Upaya yang dilakukan, yakni mengadvokasi pemerintah daerah, baik bupati maupun wali kota untuk mendukung (support) dokter spesialis kembali ke daerah.
“Saya beberapa kali ke daerah. Di Jawa Barat, misalnya, saya meminta kepada teman-teman IDI Jabar, tolong cari putra putri daerah yang disupport, direkomendasikan supaya disupport untuk kembali ke daerah. Ini dilakukan mengadvokasi ke bupati dan wali kota. Itu contoh sudah terealisasi di lapangan,” tutur Moh. Adib Khumaidi.
“Itu usaha yang kami lakukan, sifatnya support, membantu teman-teman dengan mengadvokasi pimpinan daerah. Karena kalau dari organisasi profesi enggak membantu dan menjamin nanti dia (dokter spesialis) akan balik ke daerah, maka risikonya dia enggak balik ke daerah.”
Advokasi kepada pemerintah daerah terus dilakukan IDI yang juga bertujuan agar kebijakan pimpinan daerah tetap bisa berkelanjutan dan menjamin dokter spesialis dapat mengabdi di daerahnya.
“Jangan sampai bupati dan wali kotanya ganti, terus enggak diterima gitu dokter spesialis yang balik ke daerahnya karena kebijakan pimpinan yang beda.

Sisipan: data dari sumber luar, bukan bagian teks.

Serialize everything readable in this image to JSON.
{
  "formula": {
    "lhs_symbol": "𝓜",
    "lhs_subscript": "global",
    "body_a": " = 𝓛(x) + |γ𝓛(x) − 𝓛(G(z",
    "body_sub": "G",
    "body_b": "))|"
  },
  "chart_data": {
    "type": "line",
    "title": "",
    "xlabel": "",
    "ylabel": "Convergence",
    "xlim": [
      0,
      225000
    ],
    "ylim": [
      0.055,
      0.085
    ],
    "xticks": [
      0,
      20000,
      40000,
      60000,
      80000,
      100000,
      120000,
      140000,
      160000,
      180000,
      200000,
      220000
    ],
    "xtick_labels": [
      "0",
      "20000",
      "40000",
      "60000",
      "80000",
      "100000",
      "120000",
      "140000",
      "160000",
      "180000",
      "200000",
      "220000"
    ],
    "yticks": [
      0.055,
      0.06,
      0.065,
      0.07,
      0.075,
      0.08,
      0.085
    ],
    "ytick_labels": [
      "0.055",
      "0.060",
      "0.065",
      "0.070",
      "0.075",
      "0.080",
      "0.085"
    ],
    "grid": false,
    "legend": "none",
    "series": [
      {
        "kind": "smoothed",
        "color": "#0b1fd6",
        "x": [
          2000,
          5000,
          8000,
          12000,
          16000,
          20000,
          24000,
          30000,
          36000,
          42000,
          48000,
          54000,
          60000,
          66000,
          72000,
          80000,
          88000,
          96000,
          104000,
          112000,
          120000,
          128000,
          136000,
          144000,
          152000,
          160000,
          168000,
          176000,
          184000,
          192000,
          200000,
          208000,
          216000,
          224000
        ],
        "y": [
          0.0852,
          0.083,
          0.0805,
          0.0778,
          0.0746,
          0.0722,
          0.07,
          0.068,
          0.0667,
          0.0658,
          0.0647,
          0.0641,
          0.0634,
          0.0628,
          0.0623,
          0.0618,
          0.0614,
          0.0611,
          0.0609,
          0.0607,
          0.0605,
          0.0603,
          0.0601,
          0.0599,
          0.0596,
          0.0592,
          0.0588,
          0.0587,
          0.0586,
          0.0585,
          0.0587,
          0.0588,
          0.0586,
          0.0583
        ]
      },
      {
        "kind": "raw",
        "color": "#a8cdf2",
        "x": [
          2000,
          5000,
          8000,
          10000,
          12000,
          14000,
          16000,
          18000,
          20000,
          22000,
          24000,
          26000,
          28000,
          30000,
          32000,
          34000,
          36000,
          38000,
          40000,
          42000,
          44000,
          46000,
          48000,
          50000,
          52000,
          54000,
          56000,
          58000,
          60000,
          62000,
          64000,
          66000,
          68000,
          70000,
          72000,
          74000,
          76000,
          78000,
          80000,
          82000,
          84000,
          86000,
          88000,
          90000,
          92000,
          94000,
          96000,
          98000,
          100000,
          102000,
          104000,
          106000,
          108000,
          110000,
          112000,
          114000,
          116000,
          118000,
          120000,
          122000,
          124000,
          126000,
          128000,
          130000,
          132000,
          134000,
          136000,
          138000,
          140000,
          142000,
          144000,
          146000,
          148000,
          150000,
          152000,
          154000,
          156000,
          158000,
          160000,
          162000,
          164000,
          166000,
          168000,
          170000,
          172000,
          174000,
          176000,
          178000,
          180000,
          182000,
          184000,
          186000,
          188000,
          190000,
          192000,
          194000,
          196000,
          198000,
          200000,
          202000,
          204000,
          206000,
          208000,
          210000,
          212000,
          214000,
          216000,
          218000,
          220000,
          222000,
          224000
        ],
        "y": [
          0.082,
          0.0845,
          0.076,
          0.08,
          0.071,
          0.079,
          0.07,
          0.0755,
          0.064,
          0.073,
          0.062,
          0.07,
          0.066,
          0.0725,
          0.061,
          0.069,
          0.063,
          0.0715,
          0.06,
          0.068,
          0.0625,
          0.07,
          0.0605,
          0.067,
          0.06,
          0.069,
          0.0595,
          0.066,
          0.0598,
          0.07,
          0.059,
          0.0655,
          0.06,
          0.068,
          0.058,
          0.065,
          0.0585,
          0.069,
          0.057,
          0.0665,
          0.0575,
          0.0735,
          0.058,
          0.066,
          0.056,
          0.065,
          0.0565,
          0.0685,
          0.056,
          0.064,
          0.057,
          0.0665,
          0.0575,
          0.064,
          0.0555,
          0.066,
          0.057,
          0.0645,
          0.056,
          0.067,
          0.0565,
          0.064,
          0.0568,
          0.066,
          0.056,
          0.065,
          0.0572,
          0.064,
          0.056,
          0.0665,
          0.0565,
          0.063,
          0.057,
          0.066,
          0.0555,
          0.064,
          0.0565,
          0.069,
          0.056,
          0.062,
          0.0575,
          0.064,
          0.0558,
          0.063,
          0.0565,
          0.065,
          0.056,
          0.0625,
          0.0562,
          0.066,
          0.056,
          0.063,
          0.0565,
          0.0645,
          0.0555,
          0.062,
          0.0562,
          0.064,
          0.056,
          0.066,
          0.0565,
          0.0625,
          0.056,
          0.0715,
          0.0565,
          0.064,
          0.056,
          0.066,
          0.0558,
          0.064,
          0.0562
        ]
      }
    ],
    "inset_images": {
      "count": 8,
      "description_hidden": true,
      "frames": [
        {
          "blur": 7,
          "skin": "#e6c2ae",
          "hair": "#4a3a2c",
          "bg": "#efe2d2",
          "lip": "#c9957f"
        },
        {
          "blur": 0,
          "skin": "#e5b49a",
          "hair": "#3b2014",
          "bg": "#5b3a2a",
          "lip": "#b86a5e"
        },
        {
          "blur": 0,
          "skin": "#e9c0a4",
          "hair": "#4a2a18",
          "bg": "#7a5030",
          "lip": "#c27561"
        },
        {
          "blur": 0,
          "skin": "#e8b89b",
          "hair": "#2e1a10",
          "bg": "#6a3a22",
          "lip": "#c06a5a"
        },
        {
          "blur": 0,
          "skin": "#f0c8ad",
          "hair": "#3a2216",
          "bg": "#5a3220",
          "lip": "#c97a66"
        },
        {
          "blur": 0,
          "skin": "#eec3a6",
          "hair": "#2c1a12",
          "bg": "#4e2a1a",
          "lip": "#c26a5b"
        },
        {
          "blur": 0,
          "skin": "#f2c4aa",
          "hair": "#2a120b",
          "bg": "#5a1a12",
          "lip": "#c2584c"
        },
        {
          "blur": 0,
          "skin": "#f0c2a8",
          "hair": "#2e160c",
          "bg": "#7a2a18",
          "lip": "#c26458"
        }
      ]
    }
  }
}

Nah, kalau IDI Cabang bantu support, mereka ya Insya Allah akan kembali ke daerah. Itu langkah-langkah yang dilakukan teman-teman di daerah,” pungkas Adib.
Penambahan Program Studi Spesialis
Ketua Majelis Kolegium Kedokteran Indonesia Setyo Widi Nugroho menambahkan, ada tiga upaya yang dapat dilakukan untuk menambah produksi dokter spesialis. Namun, upaya menambah pembukaan Fakultas Kedokteran baru bukan termasuk dalam upaya produksi dokter spesialis.
“Membuka Fakultas Kedokteran tidak berkaitan dengan produksi dokter spesialis karena ada syarat besar yang harus dipenuhi. Misalnya, penghitungan proporsi dosen dan mahasiswa. Ada juga Fakultas Kedokteran Pembina,” jelasnya.
“Produksi dokter spesialis memang ada jalan, yakni tiga jalan utama. Bagaimana menambah jumlah spesialis, strategi bagaimana. Tiga jalan itu ya penerapan sistem Academic Health System, penambahan program studi spesialis, dan memberikan bagi Warga Negara Indonesia (WNI) yang sekolah di luar negeri untuk bisa melakukan pengabdian di Indonesia.”
Bagi WNI dokter spesialis dari luar negeri yang ingin melakukan pengabdian di Indonesia, menurut Widi dapat melalui cara adaptasi terstruktur. Utamanya, pembentukan komite bersama dengan Kemenkes, bukan Kolegium yang mengatur.
“Kami, Kolegium itu bagian dari menjaga kualitas. Marilah kita siapkan supaya persebaran dokter tidak hanya banyak di Jakarta,” tutup Widi.
“Kita concern menyiapkan distribusi dokter spesialis. Tapi ya pimpinan daerah selama ini tidak mengusulkan butuh (dokter spesialis) sekian. Ini yang harus kita selesaikan untuk mendorong semua untuk ikut mengasesmen dan mendorong pemenuhan dokter spesialis.”